Autour de la table, les bouches d'ouvrirent d'ébahissement.
— Est-ce possible ? demanda Isaure, abasourdie.
— Tout à fait. C'est même une histoire connue, par ici. Vous pouvez même interroger vos amis les Sérocourt si vous le souhaitez. C'est l'ancien duc de Bourgogne qui était intéressé par cette exploitation et qui a fait dépêcher une étude afin de pouvoir ouvrir une exploitation. Hélas, les méthodes de l'époque n’étaient point aussi modernes qu’aujourd'hui… et les exploitations se sont taries. Mes parents ont hérité, par mon grand-père, d'une terre d'où ressort une veine, toute proche du site. Le temps a modelé la terre d'une nouvelle manière et certaines choses enfouies se sont révélées à la surface. Mon oncle a bien évidemment découvert cela en récupérant mes affaires familiales et il ne souhaite pas à ce que je jouisse de mon héritage. Sans doute aura-t-il aussi découvert quelques documents compromettant sur les anciens Maires de Tours, en fouillant les archives du château et il aura réussi à faire taire cette information terriblement importante pour l'avenir de la population. Il possède lui-même une vaste fortune et aurait les capacités techniques et commerciales d'exploiter à fond cette mine et d'en développer tout le potentiel... sans partage, évidemment. Il m'a donc privé de mes biens et m'a tenu aveugle de ses agissements. Des années durant, il m’a répété que ma famille était ruinée et surendettée et je l’ai cru. Comment aurait-il pu en être autrement ? Il m’a pris en charge après le décès de mes parents et a entretenu la maison de mon enfance. Mais mon instinct a pris le dessus. J’ai fouillé la bibliothèque et j’ai trouvé, bien cachés, une foule de documents compromettants ainsi que des livres de comptes falsifiés. Il s’agissait sans aucun doute de ses documents secrets, venant de ses entreprises commerciales. Il les tient cachés en Touraine, loin de l’agitation Parisienne. J'ai appris très récemment, lors d’une visite au marché, qu'il avait commencé à recruter des hommes pour exploiter ces mines soi-disant inexploitables. Il ambitionnait depuis le début de me marier à sa fille Amélie et de m’éloigner aussitôt après, afin de récupérer tout ce que je possède. Plus d’une fois, il m’a proposé un poste dans un de ses comptoir maritime à l’étranger.

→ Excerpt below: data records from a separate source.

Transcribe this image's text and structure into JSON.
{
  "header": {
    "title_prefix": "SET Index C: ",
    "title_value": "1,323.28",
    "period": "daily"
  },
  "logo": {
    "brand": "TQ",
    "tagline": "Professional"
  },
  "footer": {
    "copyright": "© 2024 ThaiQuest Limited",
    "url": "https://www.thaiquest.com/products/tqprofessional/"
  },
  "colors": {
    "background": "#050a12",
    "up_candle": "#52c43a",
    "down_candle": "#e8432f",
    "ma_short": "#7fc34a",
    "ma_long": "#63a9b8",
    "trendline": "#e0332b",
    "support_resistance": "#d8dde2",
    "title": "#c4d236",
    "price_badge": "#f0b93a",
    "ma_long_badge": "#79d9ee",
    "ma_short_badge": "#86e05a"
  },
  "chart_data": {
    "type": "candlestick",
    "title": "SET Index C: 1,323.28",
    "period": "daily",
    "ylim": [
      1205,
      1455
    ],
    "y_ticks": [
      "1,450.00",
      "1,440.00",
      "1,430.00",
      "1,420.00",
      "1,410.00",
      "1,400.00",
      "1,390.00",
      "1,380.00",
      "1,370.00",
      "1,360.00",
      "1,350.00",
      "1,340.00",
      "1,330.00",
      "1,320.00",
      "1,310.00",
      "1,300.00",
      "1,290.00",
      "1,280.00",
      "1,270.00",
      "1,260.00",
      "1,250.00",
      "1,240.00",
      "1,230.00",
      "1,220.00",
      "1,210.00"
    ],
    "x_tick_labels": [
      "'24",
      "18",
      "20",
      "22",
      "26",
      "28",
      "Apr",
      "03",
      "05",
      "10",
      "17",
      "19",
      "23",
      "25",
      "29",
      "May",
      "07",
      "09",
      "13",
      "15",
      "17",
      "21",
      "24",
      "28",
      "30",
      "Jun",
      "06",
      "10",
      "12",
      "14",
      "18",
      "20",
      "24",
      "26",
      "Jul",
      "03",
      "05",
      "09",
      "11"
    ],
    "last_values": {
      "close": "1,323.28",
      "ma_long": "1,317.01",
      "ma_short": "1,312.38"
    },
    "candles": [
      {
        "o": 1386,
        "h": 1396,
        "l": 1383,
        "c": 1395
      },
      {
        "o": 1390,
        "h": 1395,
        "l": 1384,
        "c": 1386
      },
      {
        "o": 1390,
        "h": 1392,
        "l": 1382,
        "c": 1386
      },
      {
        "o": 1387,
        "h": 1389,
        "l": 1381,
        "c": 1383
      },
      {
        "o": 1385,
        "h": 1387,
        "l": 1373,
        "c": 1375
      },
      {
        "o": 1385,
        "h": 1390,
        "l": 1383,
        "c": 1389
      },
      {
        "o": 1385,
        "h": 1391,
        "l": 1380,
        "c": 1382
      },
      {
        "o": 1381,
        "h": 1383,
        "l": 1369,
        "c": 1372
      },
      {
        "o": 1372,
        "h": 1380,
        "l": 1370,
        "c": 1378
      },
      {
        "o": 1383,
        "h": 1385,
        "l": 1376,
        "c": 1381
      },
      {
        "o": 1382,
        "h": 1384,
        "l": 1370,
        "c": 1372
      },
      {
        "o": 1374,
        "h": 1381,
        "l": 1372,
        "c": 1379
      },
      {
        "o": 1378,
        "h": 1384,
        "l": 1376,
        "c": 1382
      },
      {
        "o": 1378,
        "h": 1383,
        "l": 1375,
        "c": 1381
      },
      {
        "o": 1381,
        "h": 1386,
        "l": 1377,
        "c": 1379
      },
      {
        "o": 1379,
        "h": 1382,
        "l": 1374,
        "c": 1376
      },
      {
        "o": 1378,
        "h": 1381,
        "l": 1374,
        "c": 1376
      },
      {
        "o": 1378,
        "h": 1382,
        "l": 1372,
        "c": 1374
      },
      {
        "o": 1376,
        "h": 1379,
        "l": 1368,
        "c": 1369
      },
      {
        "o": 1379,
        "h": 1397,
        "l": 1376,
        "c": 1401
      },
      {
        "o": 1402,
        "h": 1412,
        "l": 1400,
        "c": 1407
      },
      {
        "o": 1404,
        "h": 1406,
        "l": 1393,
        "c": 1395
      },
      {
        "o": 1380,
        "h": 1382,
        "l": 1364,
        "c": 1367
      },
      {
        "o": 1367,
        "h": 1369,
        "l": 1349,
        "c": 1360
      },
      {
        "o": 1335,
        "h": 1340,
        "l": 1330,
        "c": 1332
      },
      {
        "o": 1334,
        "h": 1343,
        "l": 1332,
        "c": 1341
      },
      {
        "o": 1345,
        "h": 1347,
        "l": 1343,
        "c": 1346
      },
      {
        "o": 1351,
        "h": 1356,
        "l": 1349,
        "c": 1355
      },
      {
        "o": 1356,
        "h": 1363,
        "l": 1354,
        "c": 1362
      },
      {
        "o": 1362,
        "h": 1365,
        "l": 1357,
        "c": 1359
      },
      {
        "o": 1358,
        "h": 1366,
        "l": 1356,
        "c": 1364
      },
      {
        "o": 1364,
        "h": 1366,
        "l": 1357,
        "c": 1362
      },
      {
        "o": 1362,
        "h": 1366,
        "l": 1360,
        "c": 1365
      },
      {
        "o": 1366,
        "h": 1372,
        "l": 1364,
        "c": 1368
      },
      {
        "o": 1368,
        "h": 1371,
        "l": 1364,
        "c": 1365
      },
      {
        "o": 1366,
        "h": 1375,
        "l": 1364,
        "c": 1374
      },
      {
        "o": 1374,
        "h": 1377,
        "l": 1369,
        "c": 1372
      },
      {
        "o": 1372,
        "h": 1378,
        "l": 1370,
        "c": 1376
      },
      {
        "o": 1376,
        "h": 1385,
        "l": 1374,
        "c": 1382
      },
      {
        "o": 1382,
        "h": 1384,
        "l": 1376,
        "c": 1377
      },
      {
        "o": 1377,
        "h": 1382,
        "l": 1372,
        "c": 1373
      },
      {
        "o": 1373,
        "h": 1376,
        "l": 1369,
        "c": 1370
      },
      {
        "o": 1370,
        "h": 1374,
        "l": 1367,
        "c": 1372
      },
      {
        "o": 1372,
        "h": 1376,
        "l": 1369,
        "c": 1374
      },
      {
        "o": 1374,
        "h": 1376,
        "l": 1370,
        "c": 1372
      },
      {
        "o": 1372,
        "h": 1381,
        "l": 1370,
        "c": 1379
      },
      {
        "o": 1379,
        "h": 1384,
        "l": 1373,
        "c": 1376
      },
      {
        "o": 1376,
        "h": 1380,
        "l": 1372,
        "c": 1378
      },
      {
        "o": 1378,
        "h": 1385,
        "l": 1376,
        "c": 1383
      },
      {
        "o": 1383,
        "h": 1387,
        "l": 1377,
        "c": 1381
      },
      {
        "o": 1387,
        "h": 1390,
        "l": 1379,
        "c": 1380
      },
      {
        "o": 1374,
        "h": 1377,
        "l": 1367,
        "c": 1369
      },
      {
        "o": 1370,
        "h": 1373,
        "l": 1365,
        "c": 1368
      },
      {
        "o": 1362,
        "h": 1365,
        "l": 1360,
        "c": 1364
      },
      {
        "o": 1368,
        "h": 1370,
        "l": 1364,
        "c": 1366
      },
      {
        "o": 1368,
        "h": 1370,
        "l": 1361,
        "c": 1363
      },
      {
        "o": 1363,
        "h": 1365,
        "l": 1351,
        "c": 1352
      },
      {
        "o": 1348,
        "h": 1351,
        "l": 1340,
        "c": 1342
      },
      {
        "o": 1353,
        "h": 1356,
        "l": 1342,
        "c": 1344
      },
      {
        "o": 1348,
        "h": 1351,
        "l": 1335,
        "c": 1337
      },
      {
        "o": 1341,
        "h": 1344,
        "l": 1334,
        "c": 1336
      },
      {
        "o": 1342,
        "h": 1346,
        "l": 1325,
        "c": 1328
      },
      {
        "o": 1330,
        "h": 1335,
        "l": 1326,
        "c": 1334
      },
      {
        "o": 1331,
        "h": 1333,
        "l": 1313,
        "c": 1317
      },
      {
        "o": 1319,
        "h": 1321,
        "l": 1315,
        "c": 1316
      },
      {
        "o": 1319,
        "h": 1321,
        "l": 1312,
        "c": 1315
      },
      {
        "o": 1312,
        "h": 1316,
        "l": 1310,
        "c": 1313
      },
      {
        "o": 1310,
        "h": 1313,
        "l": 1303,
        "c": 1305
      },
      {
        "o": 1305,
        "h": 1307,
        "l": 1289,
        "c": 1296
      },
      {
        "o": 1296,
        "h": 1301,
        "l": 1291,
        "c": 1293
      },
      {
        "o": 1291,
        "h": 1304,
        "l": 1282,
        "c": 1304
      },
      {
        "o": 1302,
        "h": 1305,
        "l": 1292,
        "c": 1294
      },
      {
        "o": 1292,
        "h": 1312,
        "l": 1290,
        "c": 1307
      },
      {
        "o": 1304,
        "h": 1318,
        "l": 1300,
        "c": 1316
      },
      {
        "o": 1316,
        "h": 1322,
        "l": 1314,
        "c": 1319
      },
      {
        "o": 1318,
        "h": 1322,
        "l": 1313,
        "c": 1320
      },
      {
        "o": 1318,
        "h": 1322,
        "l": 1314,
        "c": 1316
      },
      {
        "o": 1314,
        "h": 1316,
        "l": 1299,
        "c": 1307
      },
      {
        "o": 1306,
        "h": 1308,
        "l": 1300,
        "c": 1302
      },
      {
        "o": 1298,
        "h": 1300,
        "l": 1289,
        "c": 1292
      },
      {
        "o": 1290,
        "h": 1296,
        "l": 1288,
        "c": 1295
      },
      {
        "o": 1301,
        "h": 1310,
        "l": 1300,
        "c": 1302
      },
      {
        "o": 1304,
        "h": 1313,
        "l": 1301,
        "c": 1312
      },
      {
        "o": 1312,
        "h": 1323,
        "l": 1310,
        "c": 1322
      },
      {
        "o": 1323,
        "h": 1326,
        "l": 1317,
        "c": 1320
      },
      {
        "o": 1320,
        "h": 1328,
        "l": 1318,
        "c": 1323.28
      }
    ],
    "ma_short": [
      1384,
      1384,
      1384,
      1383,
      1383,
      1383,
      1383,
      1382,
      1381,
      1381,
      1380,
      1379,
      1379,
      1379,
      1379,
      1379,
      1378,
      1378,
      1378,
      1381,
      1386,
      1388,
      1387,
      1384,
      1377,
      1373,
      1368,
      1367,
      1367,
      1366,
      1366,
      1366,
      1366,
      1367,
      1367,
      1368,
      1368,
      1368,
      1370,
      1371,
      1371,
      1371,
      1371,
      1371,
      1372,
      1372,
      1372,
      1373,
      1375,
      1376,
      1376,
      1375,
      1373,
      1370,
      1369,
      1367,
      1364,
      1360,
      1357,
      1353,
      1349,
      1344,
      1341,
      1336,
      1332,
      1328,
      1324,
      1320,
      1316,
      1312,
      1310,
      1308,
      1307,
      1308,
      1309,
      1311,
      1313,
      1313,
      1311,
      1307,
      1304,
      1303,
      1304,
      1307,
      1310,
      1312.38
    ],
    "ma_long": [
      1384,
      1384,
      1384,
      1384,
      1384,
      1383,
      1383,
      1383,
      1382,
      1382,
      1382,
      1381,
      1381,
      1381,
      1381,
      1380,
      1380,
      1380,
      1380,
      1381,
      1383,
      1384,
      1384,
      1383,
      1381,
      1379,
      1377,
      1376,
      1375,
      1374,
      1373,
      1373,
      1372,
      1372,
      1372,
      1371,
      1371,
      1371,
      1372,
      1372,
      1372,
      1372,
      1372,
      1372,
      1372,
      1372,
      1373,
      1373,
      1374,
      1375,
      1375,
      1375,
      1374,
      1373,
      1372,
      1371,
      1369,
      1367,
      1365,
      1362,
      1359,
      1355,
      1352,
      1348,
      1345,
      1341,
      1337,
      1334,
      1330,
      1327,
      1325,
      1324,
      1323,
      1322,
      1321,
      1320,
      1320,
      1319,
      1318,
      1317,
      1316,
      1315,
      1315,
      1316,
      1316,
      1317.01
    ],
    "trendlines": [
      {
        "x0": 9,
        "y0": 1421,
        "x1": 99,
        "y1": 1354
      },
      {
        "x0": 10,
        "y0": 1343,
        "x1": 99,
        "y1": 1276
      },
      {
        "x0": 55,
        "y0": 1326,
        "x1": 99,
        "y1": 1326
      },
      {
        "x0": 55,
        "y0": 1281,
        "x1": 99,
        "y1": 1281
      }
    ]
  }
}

Isaure observait le jeune homme parler avec fougue. Il avait sur le visage une expression qu’elle ne lui avait jamais vu : la mâchoire serrée, le regard dur comme la pierre, les gestes vifs. Dans cette posture déterminée, il paraissait vraiment son âge, et elle se sentit stupide de l'avoir pris pour plus jeune qu'elle.
— Je sais que vous êtes aussi un homme d'affaires, Monsieur Fourchet, reprit-il, c'est pourquoi je vous propose de m'aider à faire tomber mon oncle... Je suis certain que vos amis de la police vous en seront reconnaissant et aussi qu'une récompense à la hauteur vous sera donnée… En plus du fait de mon engagement financier auprès de vous. Je puis vous assurer que ces documents attireront l’attention de plus d’un fonctionnaire. Si vous m'aider à trouver des preuves contre Ravignant, soyez sûr que votre fortune sera faite et que votre réputation sera propulsée dans tous les salons du pays et jusqu'aux oreilles de l'Empereur. Dans ces papiers, on peut y trouver les noms de fonctionnaires corrompus.
— Ce serait... un tel scandale ! murmura Isaure, bouche bée.
— C'est pourquoi je vous demande de tenir mon oncle sur une fausse piste : annoncez-lui que j'ai quitté la France pour l'Angleterre et que vous avez fait erreur sur la personne hier soir, chez les Sérocourt. Les poursuivants ont vu Mademoiselle d'Haubersart leur tirer dessus et n'ont pas découvert ma présence dans la voiture. Ils ne viendront pas de nouveau vers elle lorsqu'ils apprendront qu'elle est la nouvelle Comtesse de Bréhément. Je parie même qu'il s'agit de marins diligentés à ma recherche et qu'ils craignent que les gendarmes soient à leur poursuite.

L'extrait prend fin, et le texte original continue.